PESCI

PESCI

 

 

Acquarello di Norah Borges

 

di Luciana Zollo

 

Te has traicionado tanto que ya no sabes quién eres. Lo que fuiste está perdido y lo que eres no lo reconoces.

(Horacio Castellanos Moya)

 

Sul fondo color panna della blusa di seta erano stampati dei grandi pesci, delineati con precisione in colori che andavano dal giallo e l´arancione fino a una serie di sfumature di verde, di cui la piú scura approdava ad un iperrealistico grigio ferro. Serena non indossava spesso quell´indumento vistoso, che peró amava particolarmente, regalo di un´amica che era stata quasi una seconda madre per lei in un periodo in cui aveva particolarmente sentito il bisogno della prima.  La blusa era dunque una specie di amuleto che ogni tanto, come in quella serata afosa di luglio, l’ultima che trascorrevano sull´isola, era una buona occasione per usare.

 

 

Disegno di Norah Borges

 

Era una donna alta, un po’ in carne, di una bellezza stanca. Aveva occhi, carnagione e capelli chiari, che quel pomeriggio avevano attirato l´attenzione di una giovane commessa, in un negozietto di profumeria del centro. Dopo averla osservata attentamente, la ragazza le aveva caldamente raccomandato l´uso dei prodotti a base di bava di lumaca, ultimo ritrovato della biocosmesi locale. Quel consiglio entusiasta le aveva rubato un sorriso, seguito dal pensiero che ci sarebbe voluto ben altro per far riprendere tono e colorito alla sua pelle. Il suo viso dai tratti regolari aveva un´espressione attenta, quasi stupita, pronta a lanciare frecciate con lo sguardo verso ciò che la inquietava. Ed erano molte le cose che la inquietavano. Due pieghe ai lati della bocca erano il segno di un disagio soffuso, contrastato ogni tanto, solo in apparenza, da slanci improvvisi di un entusiasmo innaturale, forzato, quasi infantile.

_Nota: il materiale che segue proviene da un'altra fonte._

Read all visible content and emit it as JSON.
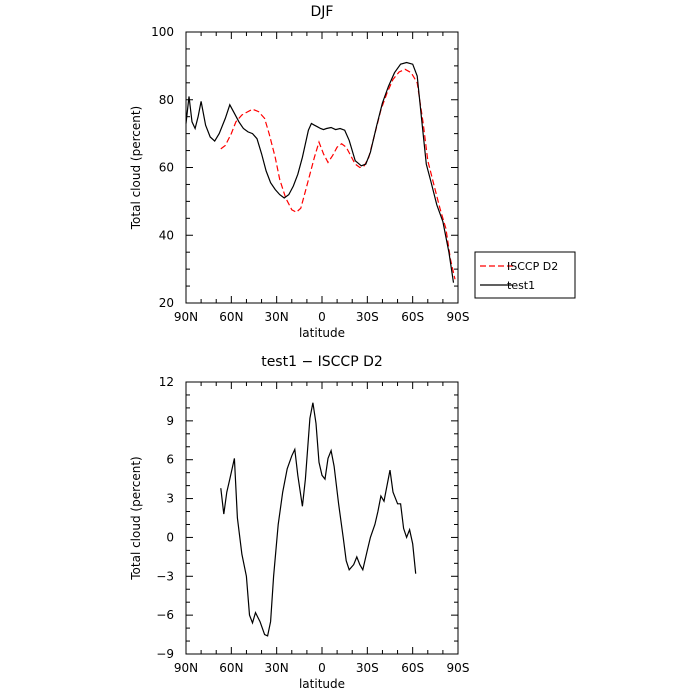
{
  "chart_data": [
    {
      "type": "line",
      "title": "DJF",
      "xlabel": "latitude",
      "ylabel": "Total cloud (percent)",
      "xlim": [
        90,
        -90
      ],
      "ylim": [
        20,
        100
      ],
      "x_ticks": [
        90,
        60,
        30,
        0,
        -30,
        -60,
        -90
      ],
      "x_tick_labels": [
        "90N",
        "60N",
        "30N",
        "0",
        "30S",
        "60S",
        "90S"
      ],
      "y_ticks": [
        20,
        40,
        60,
        80,
        100
      ],
      "y_tick_labels": [
        "20",
        "40",
        "60",
        "80",
        "100"
      ],
      "legend": {
        "placement": "right-bottom-outside"
      },
      "series": [
        {
          "name": "ISCCP D2",
          "color": "#ff0000",
          "dash": "dashed",
          "points": [
            [
              67,
              65.5
            ],
            [
              64,
              66.5
            ],
            [
              60,
              70
            ],
            [
              57,
              73.5
            ],
            [
              53,
              75.5
            ],
            [
              49,
              76.5
            ],
            [
              46,
              77.2
            ],
            [
              42,
              76.5
            ],
            [
              38,
              74.5
            ],
            [
              35,
              70
            ],
            [
              31,
              63
            ],
            [
              28,
              56.5
            ],
            [
              24,
              51
            ],
            [
              20,
              47.5
            ],
            [
              17,
              46.8
            ],
            [
              14,
              48
            ],
            [
              11,
              53
            ],
            [
              8,
              58
            ],
            [
              5,
              63
            ],
            [
              2,
              67.5
            ],
            [
              -1,
              64
            ],
            [
              -4,
              61.5
            ],
            [
              -7,
              63.5
            ],
            [
              -10,
              66
            ],
            [
              -13,
              67
            ],
            [
              -16,
              66
            ],
            [
              -19,
              63.5
            ],
            [
              -22,
              61
            ],
            [
              -25,
              60
            ],
            [
              -28,
              60.5
            ],
            [
              -31,
              63
            ],
            [
              -35,
              70
            ],
            [
              -39,
              77
            ],
            [
              -43,
              82
            ],
            [
              -47,
              86
            ],
            [
              -51,
              88.2
            ],
            [
              -55,
              89
            ],
            [
              -59,
              88
            ],
            [
              -63,
              85
            ],
            [
              -67,
              73
            ],
            [
              -70,
              62
            ],
            [
              -74,
              55
            ],
            [
              -78,
              48
            ],
            [
              -82,
              42
            ],
            [
              -85,
              33
            ],
            [
              -88,
              27
            ]
          ]
        },
        {
          "name": "test1",
          "color": "#000000",
          "dash": "solid",
          "points": [
            [
              90,
              73
            ],
            [
              88,
              81
            ],
            [
              86,
              73.5
            ],
            [
              84,
              71.5
            ],
            [
              82,
              75
            ],
            [
              80,
              79.5
            ],
            [
              77,
              72.5
            ],
            [
              74,
              69
            ],
            [
              71,
              67.8
            ],
            [
              68,
              70
            ],
            [
              64,
              74.5
            ],
            [
              61,
              78.5
            ],
            [
              58,
              76
            ],
            [
              55,
              73.5
            ],
            [
              52,
              71.5
            ],
            [
              49,
              70.5
            ],
            [
              46,
              70
            ],
            [
              43,
              68.5
            ],
            [
              40,
              64
            ],
            [
              37,
              59
            ],
            [
              34,
              55.5
            ],
            [
              31,
              53.5
            ],
            [
              28,
              52
            ],
            [
              25,
              51
            ],
            [
              22,
              52
            ],
            [
              19,
              54.5
            ],
            [
              16,
              58
            ],
            [
              13,
              63
            ],
            [
              11,
              67
            ],
            [
              9,
              71
            ],
            [
              7,
              73
            ],
            [
              5,
              72.5
            ],
            [
              3,
              72
            ],
            [
              1,
              71.5
            ],
            [
              -1,
              71.2
            ],
            [
              -3,
              71.5
            ],
            [
              -6,
              71.8
            ],
            [
              -9,
              71.2
            ],
            [
              -12,
              71.5
            ],
            [
              -15,
              71
            ],
            [
              -18,
              68
            ],
            [
              -22,
              62
            ],
            [
              -26,
              60.5
            ],
            [
              -29,
              61
            ],
            [
              -32,
              64.5
            ],
            [
              -36,
              72
            ],
            [
              -40,
              79
            ],
            [
              -44,
              84
            ],
            [
              -48,
              88
            ],
            [
              -52,
              90.5
            ],
            [
              -56,
              91
            ],
            [
              -60,
              90.5
            ],
            [
              -63,
              87
            ],
            [
              -66,
              74
            ],
            [
              -69,
              61
            ],
            [
              -72,
              56
            ],
            [
              -76,
              49
            ],
            [
              -80,
              44
            ],
            [
              -84,
              35
            ],
            [
              -87,
              26
            ]
          ]
        }
      ]
    },
    {
      "type": "line",
      "title": "test1 − ISCCP D2",
      "xlabel": "latitude",
      "ylabel": "Total cloud (percent)",
      "xlim": [
        90,
        -90
      ],
      "ylim": [
        -9,
        12
      ],
      "x_ticks": [
        90,
        60,
        30,
        0,
        -30,
        -60,
        -90
      ],
      "x_tick_labels": [
        "90N",
        "60N",
        "30N",
        "0",
        "30S",
        "60S",
        "90S"
      ],
      "y_ticks": [
        -9,
        -6,
        -3,
        0,
        3,
        6,
        9,
        12
      ],
      "y_tick_labels": [
        "−9",
        "−6",
        "−3",
        "0",
        "3",
        "6",
        "9",
        "12"
      ],
      "series": [
        {
          "color": "#000000",
          "dash": "solid",
          "points": [
            [
              67,
              3.8
            ],
            [
              65,
              1.8
            ],
            [
              63,
              3.5
            ],
            [
              61,
              4.5
            ],
            [
              58,
              6.1
            ],
            [
              56,
              1.5
            ],
            [
              53,
              -1.3
            ],
            [
              50,
              -3
            ],
            [
              48,
              -6
            ],
            [
              46,
              -6.6
            ],
            [
              44,
              -5.8
            ],
            [
              41,
              -6.5
            ],
            [
              38,
              -7.5
            ],
            [
              36,
              -7.6
            ],
            [
              34,
              -6.5
            ],
            [
              32,
              -3
            ],
            [
              29,
              1
            ],
            [
              26,
              3.5
            ],
            [
              23,
              5.3
            ],
            [
              20,
              6.3
            ],
            [
              18,
              6.8
            ],
            [
              16,
              4.8
            ],
            [
              13,
              2.4
            ],
            [
              11,
              4.5
            ],
            [
              8,
              9.2
            ],
            [
              6,
              10.4
            ],
            [
              4,
              8.8
            ],
            [
              2,
              5.8
            ],
            [
              0,
              4.8
            ],
            [
              -2,
              4.5
            ],
            [
              -4,
              6.1
            ],
            [
              -6,
              6.7
            ],
            [
              -8,
              5.5
            ],
            [
              -11,
              2.6
            ],
            [
              -14,
              0
            ],
            [
              -16,
              -1.8
            ],
            [
              -18,
              -2.5
            ],
            [
              -21,
              -2.1
            ],
            [
              -23,
              -1.5
            ],
            [
              -25,
              -2.1
            ],
            [
              -27,
              -2.5
            ],
            [
              -30,
              -1
            ],
            [
              -32,
              0
            ],
            [
              -35,
              1
            ],
            [
              -37,
              2
            ],
            [
              -39,
              3.2
            ],
            [
              -41,
              2.8
            ],
            [
              -43,
              4
            ],
            [
              -45,
              5.2
            ],
            [
              -47,
              3.5
            ],
            [
              -50,
              2.6
            ],
            [
              -52,
              2.6
            ],
            [
              -54,
              0.7
            ],
            [
              -56,
              0
            ],
            [
              -58,
              0.6
            ],
            [
              -60,
              -0.5
            ],
            [
              -62,
              -2.8
            ]
          ]
        }
      ]
    }
  ]
}
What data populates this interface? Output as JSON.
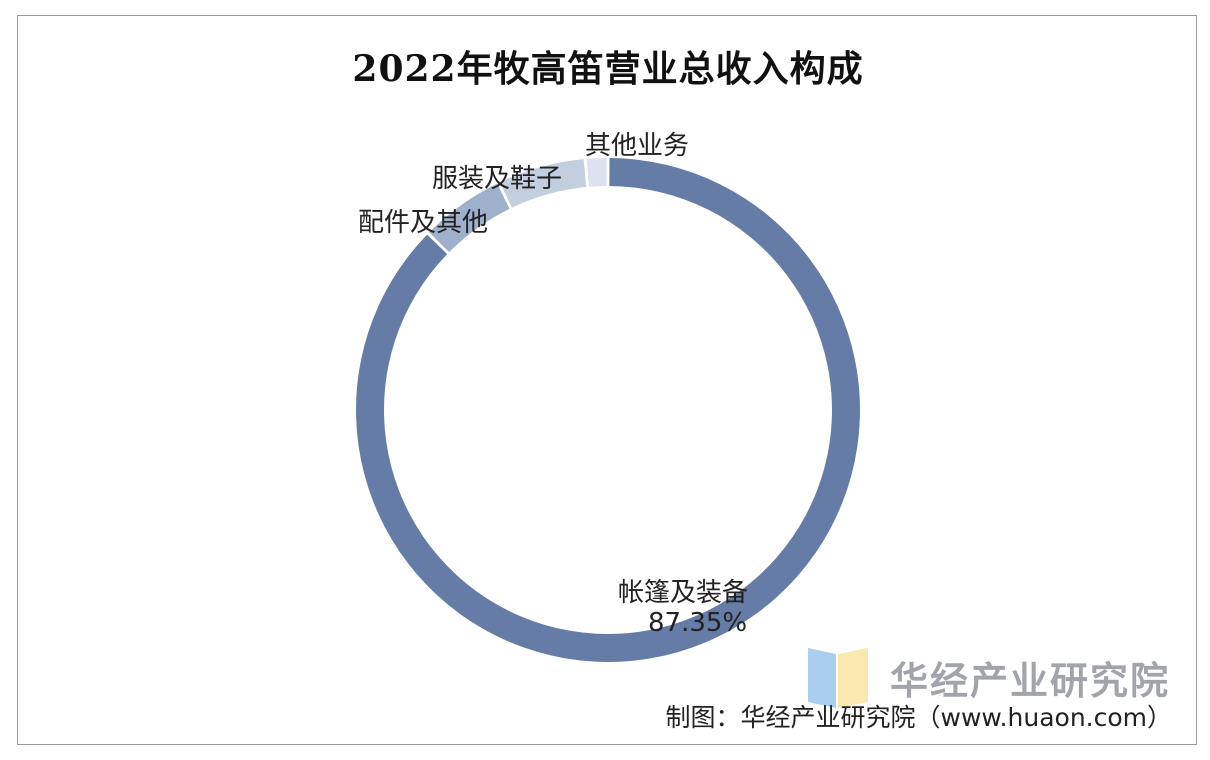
{
  "chart_data": {
    "type": "pie",
    "title": "2022年牧高笛营业总收入构成",
    "categories": [
      "帐篷及装备",
      "配件及其他",
      "服装及鞋子",
      "其他业务"
    ],
    "values": [
      87.35,
      5.5,
      5.7,
      1.45
    ],
    "value_labels": [
      "87.35%",
      "",
      "",
      ""
    ],
    "colors": [
      "#647ca6",
      "#9fb0cc",
      "#c3cede",
      "#dce3ee"
    ],
    "donut": true
  },
  "watermark": {
    "text": "华经产业研究院"
  },
  "source": {
    "text": "制图：华经产业研究院（www.huaon.com）"
  }
}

In passato, Serena aveva saputo imporre alla sua vita varie svolte coraggiose: cambiamenti di studi, di fidanzati e di marito, di professione. In una serie di periodici sobbalzi, le sue attività avevano spaziato dalla danza alla sociologia e dalla vita di moglie a carico del marito a quella di sostegno obbligato dell´amministrazione fallimentare di John durante gli anni della sua avventura imprenditoriale. Ma la vera metamorfosi era stata quella di diventare, sulla soglia della settantina, insegnante di lingua al centro universitario, dove le erano stati affidati vari corsi, di cui si dichiarava molto soddisfatta. Così, dopo decenni di vita familiare e professionale trascorsa all´estero, a parlare, pensare, lavorare in inglese, era ritornata alla sua lingua, l’italiano. Presa dalla rassicurante routine dell´insegnamento, aveva finalmente concluso una ricerca, per alcuni aspetti inconsapevole, di realizzazione. Se ne rallegrava, anche se le restavano, unica traccia di quell´antica insoddisfazione che sembrava essere nata con lei, quelle due pieghe profonde ai lati della bocca.  

Le vacanze con suo marito John erano un rito di ritorno all’Italia, ai suoi sapori, al suo mare.  Al Mediterraneo. Non ce n’era un altro.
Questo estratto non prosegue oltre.